Alzheimer's disease

Any topics primarily focused on metaphysics can be discussed here, in a generally casual way, where conversations may take unexpected turns.
Helmholtz
Posts: 1
Joined: Sun Jun 13, 2021 4:36 pm

Alzheimer's disease

Post by Helmholtz »

Bernardo,

I have been listen to a few hours of podcast where you explain your views and also listen to an audio version of your book: The Idea of the World..

I would be interested how you would I interpret from you metaphysical / ontological views the progressive and noticeable loss of mental capacity that you can see in Alzheimer's disease patients (e.g. my mother). Where is his conscience going, while his body stays here? Is his "alter" dissolving back into global mind. But in that case not of a sudden for you can see the progressive deterioration.

Congratulations for your recent work. It is very well written and inspiring.

Best

Carlos García Suárez
Jim Cross
Posts: 758
Joined: Thu Feb 04, 2021 12:36 pm

Re: Alzheimer's disease

Post by Jim Cross »

There is no way this condition be romanticized as an alter dissolving into the mind at large. It seems like a tragic way to die that isn't even understood from medical standpoint. In the end, as we age, all of our organs begin to operate sub-optimally. For some people, the brain is the organ most affected and the result is loss of memory and function, a diminished consciousness not an enhanced one. I sympathize with your situation with your mother. Much the same happened with my mother when he reached her late eighties.
Simon Adams
Posts: 366
Joined: Fri Nov 13, 2020 10:54 pm

Re: Alzheimer's disease

Post by Simon Adams »

Helmholtz wrote: Sun Jun 13, 2021 4:38 pm Bernardo,

I have been listen to a few hours of podcast where you explain your views and also listen to an audio version of your book: The Idea of the World..

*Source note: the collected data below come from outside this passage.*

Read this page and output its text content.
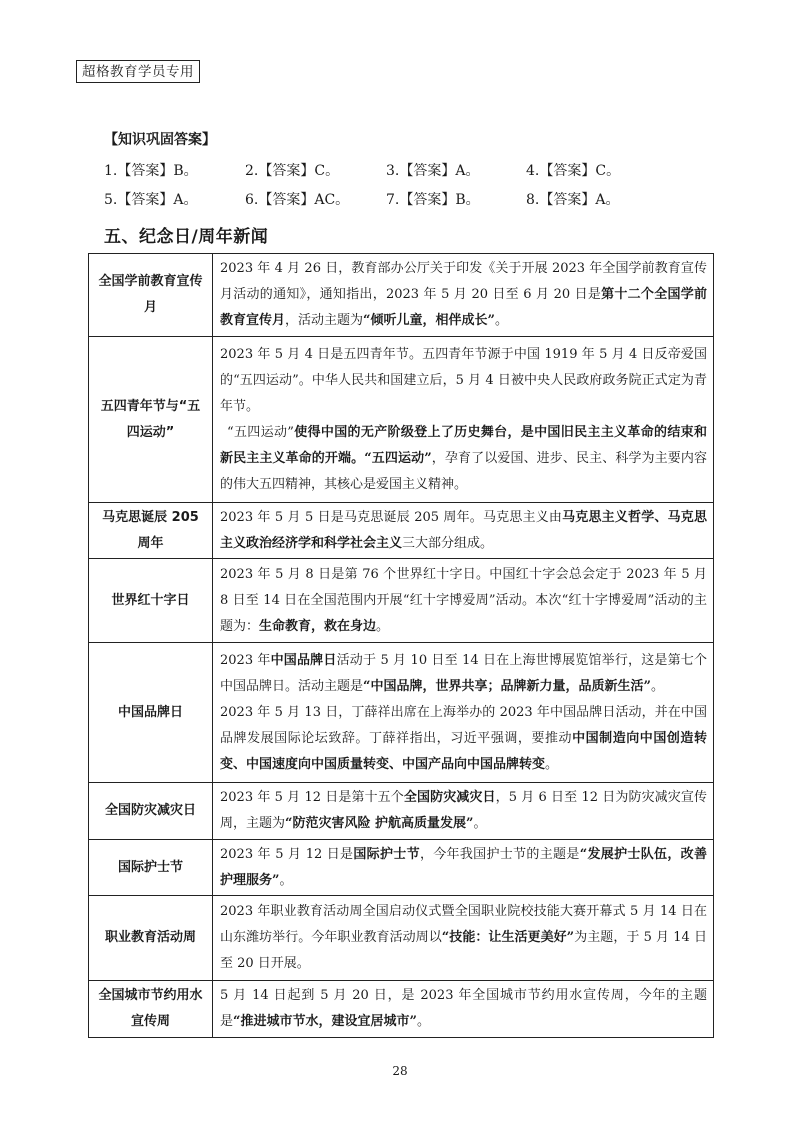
超格教育学员专用
【知识巩固答案】
1.【答案】B。	2.【答案】C。	3.【答案】A。	4.【答案】C。
5.【答案】A。	6.【答案】AC。	7.【答案】B。	8.【答案】A。
五、纪念日/周年新闻
全国学前教育宣传月	2023 年 4 月 26 日，教育部办公厅关于印发《关于开展 2023 年全国学前教育宣传月活动的通知》，通知指出，2023 年 5 月 20 日至 6 月 20 日是第十二个全国学前教育宣传月，活动主题为“倾听儿童，相伴成长”。
五四青年节与“五四运动”	2023 年 5 月 4 日是五四青年节。五四青年节源于中国 1919 年 5 月 4 日反帝爱国的“五四运动”。中华人民共和国建立后，5 月 4 日被中央人民政府政务院正式定为青年节。
“五四运动”使得中国的无产阶级登上了历史舞台，是中国旧民主主义革命的结束和新民主主义革命的开端。“五四运动”，孕育了以爱国、进步、民主、科学为主要内容的伟大五四精神，其核心是爱国主义精神。

马克思诞辰 205 周年	2023 年 5 月 5 日是马克思诞辰 205 周年。马克思主义由马克思主义哲学、马克思主义政治经济学和科学社会主义三大部分组成。
世界红十字日	2023 年 5 月 8 日是第 76 个世界红十字日。中国红十字会总会定于 2023 年 5 月 8 日至 14 日在全国范围内开展“红十字博爱周”活动。本次“红十字博爱周”活动的主题为：生命教育，救在身边。
中国品牌日	2023 年中国品牌日活动于 5 月 10 日至 14 日在上海世博展览馆举行，这是第七个中国品牌日。活动主题是“中国品牌，世界共享；品牌新力量，品质新生活”。
2023 年 5 月 13 日，丁薛祥出席在上海举办的 2023 年中国品牌日活动，并在中国品牌发展国际论坛致辞。丁薛祥指出，习近平强调，要推动中国制造向中国创造转变、中国速度向中国质量转变、中国产品向中国品牌转变。

全国防灾减灾日	2023 年 5 月 12 日是第十五个全国防灾减灾日，5 月 6 日至 12 日为防灾减灾宣传周，主题为“防范灾害风险 护航高质量发展”。
国际护士节	2023 年 5 月 12 日是国际护士节，今年我国护士节的主题是“发展护士队伍，改善护理服务”。
职业教育活动周	2023 年职业教育活动周全国启动仪式暨全国职业院校技能大赛开幕式 5 月 14 日在山东潍坊举行。今年职业教育活动周以“技能：让生活更美好”为主题，于 5 月 14 日至 20 日开展。
全国城市节约用水宣传周	5 月 14 日起到 5 月 20 日，是 2023 年全国城市节约用水宣传周，今年的主题是“推进城市节水，建设宜居城市”。
28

I would be interested how you would I interpret from you metaphysical / ontological views the progressive and noticeable loss of mental capacity that you can see in Alzheimer's disease patients (e.g. my mother). Where is his conscience going, while his body stays here? Is his "alter" dissolving back into global mind. But in that case not of a sudden for you can see the progressive deterioration.

Congratulations for your recent work. It is very well written and inspiring.

Best

Carlos García Suárez
Bernardo is unlikely to reply here, and I haven’t seen him specifically referring to Alzheimers. However I suspect he would say something similar to what he says about the effects if alcohol or a bash to the head. In effect when something happens to the body, it IS happening to the mind as well. We don’t really know what causes Alzheimer’s, or how the associated plaques in the brain fit in, but I doubt Bernardo would claim that the disruption should be seen any differently from his perspective.

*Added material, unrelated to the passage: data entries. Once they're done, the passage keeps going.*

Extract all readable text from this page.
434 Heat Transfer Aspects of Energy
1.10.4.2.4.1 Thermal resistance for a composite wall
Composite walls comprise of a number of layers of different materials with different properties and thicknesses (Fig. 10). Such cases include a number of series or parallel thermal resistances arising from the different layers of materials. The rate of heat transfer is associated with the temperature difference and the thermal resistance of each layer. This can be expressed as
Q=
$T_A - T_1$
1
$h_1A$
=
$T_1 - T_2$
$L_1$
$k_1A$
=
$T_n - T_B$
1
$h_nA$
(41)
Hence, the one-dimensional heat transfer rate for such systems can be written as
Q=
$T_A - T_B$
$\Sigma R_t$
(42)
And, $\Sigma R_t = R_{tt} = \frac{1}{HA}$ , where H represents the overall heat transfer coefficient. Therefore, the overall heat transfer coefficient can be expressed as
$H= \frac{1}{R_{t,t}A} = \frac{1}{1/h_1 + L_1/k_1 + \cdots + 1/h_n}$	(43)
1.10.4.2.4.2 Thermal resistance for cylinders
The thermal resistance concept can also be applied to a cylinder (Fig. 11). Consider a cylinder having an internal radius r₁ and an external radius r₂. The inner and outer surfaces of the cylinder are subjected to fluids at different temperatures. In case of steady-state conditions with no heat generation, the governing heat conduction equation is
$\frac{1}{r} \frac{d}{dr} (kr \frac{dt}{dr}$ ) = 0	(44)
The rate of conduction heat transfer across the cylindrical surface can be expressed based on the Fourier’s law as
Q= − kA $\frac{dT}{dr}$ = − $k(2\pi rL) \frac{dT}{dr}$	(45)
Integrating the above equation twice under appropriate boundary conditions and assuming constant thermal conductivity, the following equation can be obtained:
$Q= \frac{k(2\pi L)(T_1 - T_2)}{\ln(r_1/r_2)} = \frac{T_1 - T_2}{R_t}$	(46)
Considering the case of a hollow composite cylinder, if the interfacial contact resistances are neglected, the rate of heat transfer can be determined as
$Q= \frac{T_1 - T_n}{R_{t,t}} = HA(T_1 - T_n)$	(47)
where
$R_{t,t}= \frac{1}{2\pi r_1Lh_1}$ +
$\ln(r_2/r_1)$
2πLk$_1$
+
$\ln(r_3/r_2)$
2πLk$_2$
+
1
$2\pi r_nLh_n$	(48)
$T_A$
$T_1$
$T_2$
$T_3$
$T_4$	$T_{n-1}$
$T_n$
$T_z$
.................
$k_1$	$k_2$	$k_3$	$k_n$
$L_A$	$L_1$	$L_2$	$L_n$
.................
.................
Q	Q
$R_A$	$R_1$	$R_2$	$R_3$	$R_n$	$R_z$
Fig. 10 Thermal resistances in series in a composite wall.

From an analytic idealism perspective, there are different aspects of the alter (including meta consciousness), but at death these all dissolve away into a unity with ‘mind at large’. I don’t think Alzheimer’s would be seen as a re-association. Possibly meta-conscious could be seen as ‘locked in” to a limited functional awareness, whilst another aspect remains fully aware but not in meta conscious awareness (sleep itself is an example of something like that).

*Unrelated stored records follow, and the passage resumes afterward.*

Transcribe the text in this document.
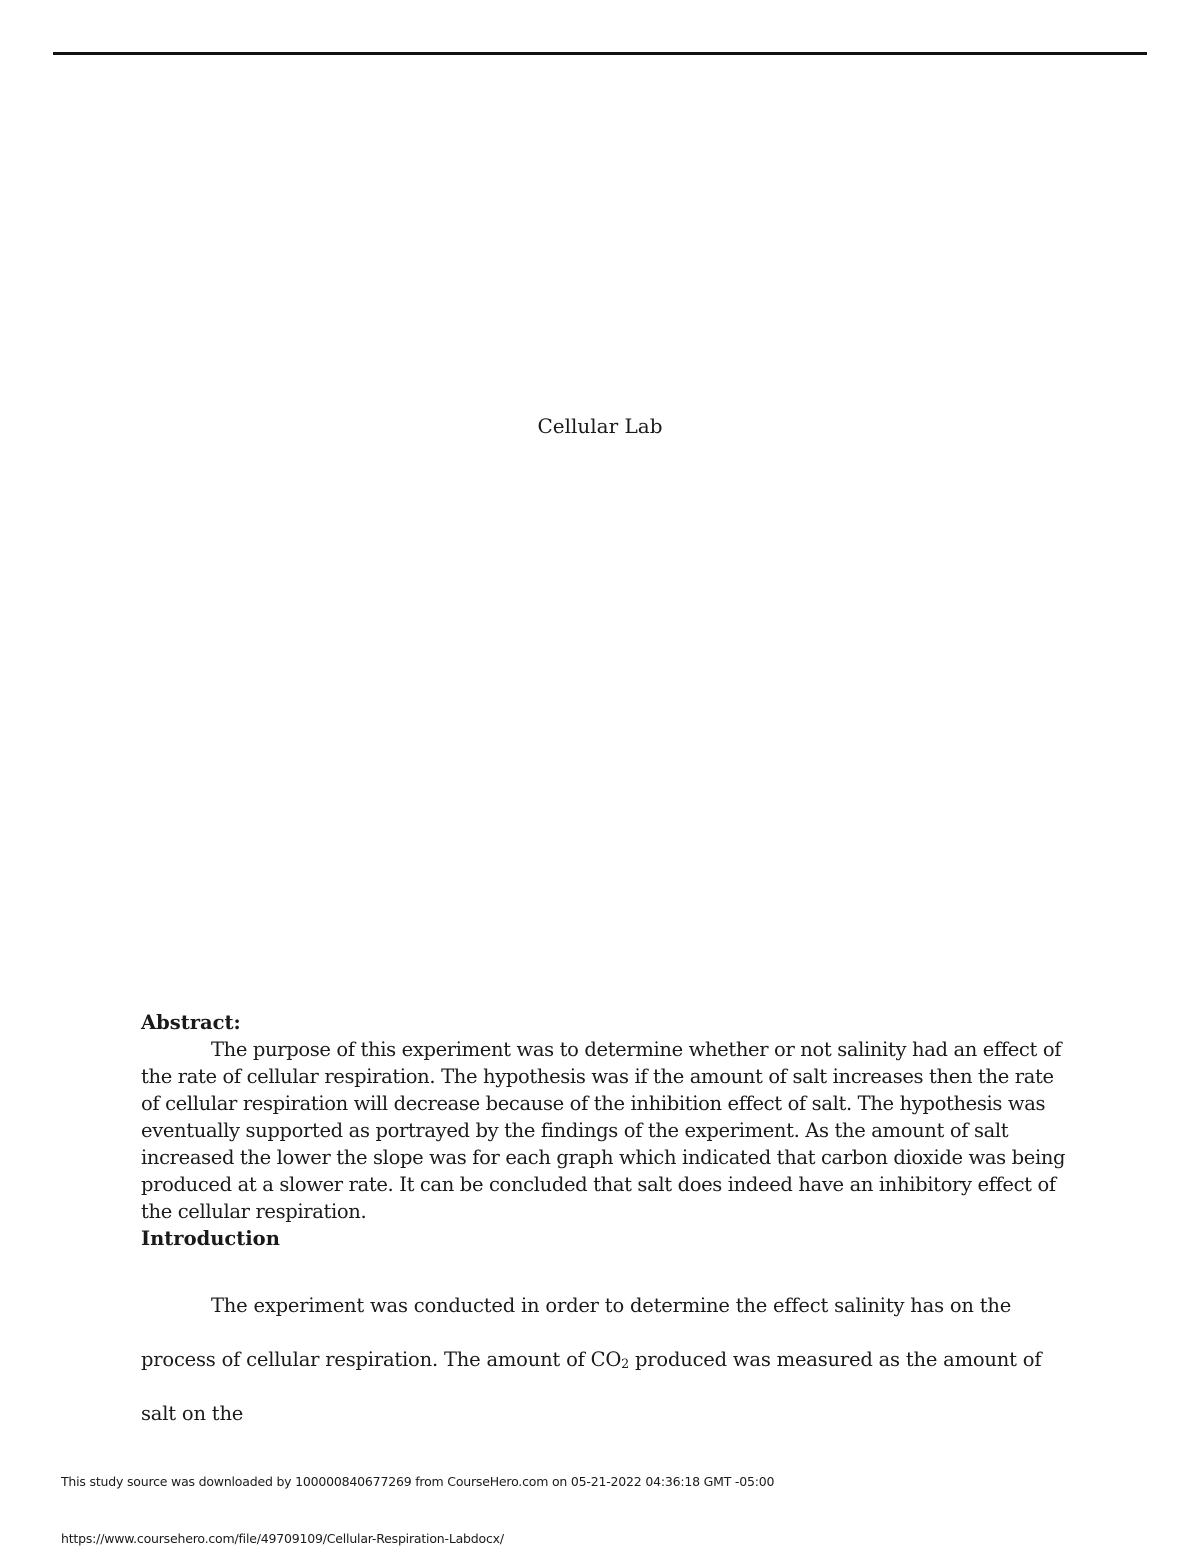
Cellular Lab

Abstract:

The purpose of this experiment was to determine whether or not salinity had an effect of the rate of cellular respiration. The hypothesis was if the amount of salt increases then the rate of cellular respiration will decrease because of the inhibition effect of salt. The hypothesis was eventually supported as portrayed by the findings of the experiment. As the amount of salt increased the lower the slope was for each graph which indicated that carbon dioxide was being produced at a slower rate. It can be concluded that salt does indeed have an inhibitory effect of the cellular respiration.

Introduction

The experiment was conducted in order to determine the effect salinity has on the process of cellular respiration. The amount of $CO_2$ produced was measured as the amount of salt on the

This study source was downloaded by 100000840677269 from CourseHero.com on 05-21-2022 04:36:18 GMT -05:00
https://www.coursehero.com/file/49709109/Cellular-Respiration-Labdocx/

I think there is an individual aspect of us that transcends anything like this (and mind at large). Most of us live most our lives pretty much asleep, and then we can have an experience which is like waking up for the first time, and see things far more clearly. This is not some “new” you, more like opening a different type of eyes. In a similar way, these types of diseases seem to take us in the other direction, to be even less aware and clear sighted than normal.

For me there is a real self, and the reason buddhism etc often avoids any talk if this, is that the student will always create an illusion of this “real self” and not move beyond that. So for me, someone with Alzheimer’s will be no different to someone without it after they die. Catatonia is a very different disease, but people suffering for years with this can suddenly return to ‘their old selves’ when given anti Parkinson medicine. It’s short lived, but gives a hint that these diseases are a covering in some sense (which will of course sound like nonsense to a materialist).

Alzheimer’s is a cruel disease, when someone you’ve known all your life doesn’t recognise you. It can seem like they’re not ‘there’ anymore. You can call it wishful thinking, or blind faith, but I honestly believe it’s just a last and temporary phase of their lives here.
Ideas are certain original forms of things, their archetypes, permanent and incommunicable, which are contained in the Divine intelligence. And though they neither begin to be nor cease, yet upon them are patterned the manifold things of the world that come into being and pass away.